Con il patrimonio immobiliare pubblico non si fa cassa. Task force con i privati per creare valore
REbuild 2014 / Dal Bosco (Ifel/Anci): "Innovare prendendo coscienza che le Pa possono anche non essere proprietarie dei beni che utilizzano"
“Dobbiamo uscire dalla logica di far cassa a tutti i costi dal patrimonio pubblico. Dobbiamo creare valore economico e sociale con progetti sviluppati in partnership con i privati. Con le risorse a disposizione, servono regole chiare e controllo da parte del pubblico e dai privati idee, gestione e progetti"

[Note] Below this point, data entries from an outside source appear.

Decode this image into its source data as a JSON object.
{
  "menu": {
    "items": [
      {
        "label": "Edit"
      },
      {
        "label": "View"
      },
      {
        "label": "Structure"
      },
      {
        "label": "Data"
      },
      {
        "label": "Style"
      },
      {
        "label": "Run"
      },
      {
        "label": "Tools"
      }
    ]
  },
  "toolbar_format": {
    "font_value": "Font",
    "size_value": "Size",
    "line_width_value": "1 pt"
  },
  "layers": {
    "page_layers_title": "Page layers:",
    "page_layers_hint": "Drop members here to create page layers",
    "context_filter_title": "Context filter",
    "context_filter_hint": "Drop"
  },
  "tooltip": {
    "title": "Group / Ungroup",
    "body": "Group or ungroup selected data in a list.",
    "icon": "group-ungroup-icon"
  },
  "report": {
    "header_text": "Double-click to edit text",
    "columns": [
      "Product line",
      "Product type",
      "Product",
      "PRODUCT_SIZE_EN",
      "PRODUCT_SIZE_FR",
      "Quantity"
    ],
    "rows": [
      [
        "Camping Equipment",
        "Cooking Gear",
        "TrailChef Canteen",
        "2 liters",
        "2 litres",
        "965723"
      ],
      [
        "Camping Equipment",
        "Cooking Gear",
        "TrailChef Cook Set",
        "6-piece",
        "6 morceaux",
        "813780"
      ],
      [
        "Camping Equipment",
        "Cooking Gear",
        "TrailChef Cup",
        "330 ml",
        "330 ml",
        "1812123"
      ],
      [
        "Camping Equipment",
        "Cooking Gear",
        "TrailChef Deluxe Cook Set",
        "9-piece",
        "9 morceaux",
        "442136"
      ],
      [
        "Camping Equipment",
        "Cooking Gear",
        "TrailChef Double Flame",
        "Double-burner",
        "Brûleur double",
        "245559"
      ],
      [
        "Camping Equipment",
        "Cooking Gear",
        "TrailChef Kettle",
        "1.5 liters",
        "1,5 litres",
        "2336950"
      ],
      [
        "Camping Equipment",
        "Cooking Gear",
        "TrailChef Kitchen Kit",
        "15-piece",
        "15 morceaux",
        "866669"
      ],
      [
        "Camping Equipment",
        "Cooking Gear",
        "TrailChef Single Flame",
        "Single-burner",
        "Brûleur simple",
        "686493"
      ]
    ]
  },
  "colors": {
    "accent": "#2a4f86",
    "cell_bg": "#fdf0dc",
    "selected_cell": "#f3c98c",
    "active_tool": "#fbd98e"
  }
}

La rigenerazione del patrimonio immobiliare pubblico è centrale nel programma di REbuild 2014 che si rifà a due filoni principali: “best practice, la riqualificazione che funziona” e “scaling up, la riqualificazione a grande scala” e tre quarti degli incontri riguardano la rigenerazione del patrimonio immobiliare pubblico. "Il tema è di grande attualità, basta vedere gli operatori pubblici che si sono affacciati sul mercato con interessanti possibilità: Invimit sgr ha pubblicato recentemente un vademecum con 1,4 miliardi di investimenti e l’Agenzia del Demanio – dice Michele Lorusso, direttore Fondazione Patrimonio Comune / Anci – ha cambiato da poco il suo direttore scegliendo un ex sindaco, un tecnico che viene dal mondo pubblico (Roberto Reggi, ndr). Le aspettative del Governo sono alte".
A REbuild sono stati presentati due laboratori italiani: quello bolognese di Acer e quello torinese con l’Agenzia Territoriale per la Casa. “Dobbiamo uscire dalla logica di far cassa a tutti i costi dal patrimonio pubblico – ha sintetizzato Lorusso -. Dobbiamo creare valore economico e sociale con progetti sviluppati in partnership con i privati. Con le risorse a disposizione, servono regole chiare e controllo da parte del pubblico e dai privati idee, gestione e progetti".
“Bisogna trovare le ragioni di sostenibilità economica di qualsiasi investimento – ha dichiarato Tommaso Dal Bosco, Capo dipartimento sviluppo urbano e territoriale IFEL Istituto per la Finanza e l'Economia Locale – e questo tema ha trovato impreparate le imprese, le amministrazioni, il mondo del credito e della finanza, che erano tutti abituati ad operazioni più semplici”.
Il mondo dei Comuni ha fatto il suo passo avanti. “Siamo stati abituati a soddisfare i bisogni di infrastruttura chiedendo i soldi allo Stato, alimentandone la funzione distributiva – continua Dal Bosco -. Ora bisogna inventarsi un nuovo sistema a partire dalla presa di coscienza che gli enti pubblici possono anche non essere proprietari dei beni che utilizzano, separando quindi le funzioni di programmazione e di gestione”.
L’innovazione da parte delle Pa, delle imprese che devono investire in un nuovo modo di fare edilizia e di chi per professione gestisce immobili si fa solo dopo un importante salto culturale. “C’è bisogno di visione per portare avanti i progetti con tutte le difficoltà tecniche e amministrative” ha aggiunto Lorusso.
Le opportunità ci sono ma il nostro è un paese con il freno a mano tirato. “I due miliardi di mq da riqualificare generano un potenziale di 500 miliardi nel settore dell’edilizia – ha spiegato Marco Marcatili, analista economico di Nomisma. Ma il mercato non decolla per criticità legate alla domanda, all’offerta, alla finanza e al rischio”. I fattori di “in-sostenibilità” sono dovuti ad esempio al fatto che “troppo spesso – aggiunge Marcatili – il pubblico ha ragionato sul fatto che il patrimonio sia un costo e non una risorsa; o ancora, guardando al mondo delle Esco si valuta che per un intervento di efficientamento dell’importo da 2 milioni di euro solo il 15% delle aziende italiane abbia i requisiti idonei per partecipare alle gare (in termini di fatturato)”.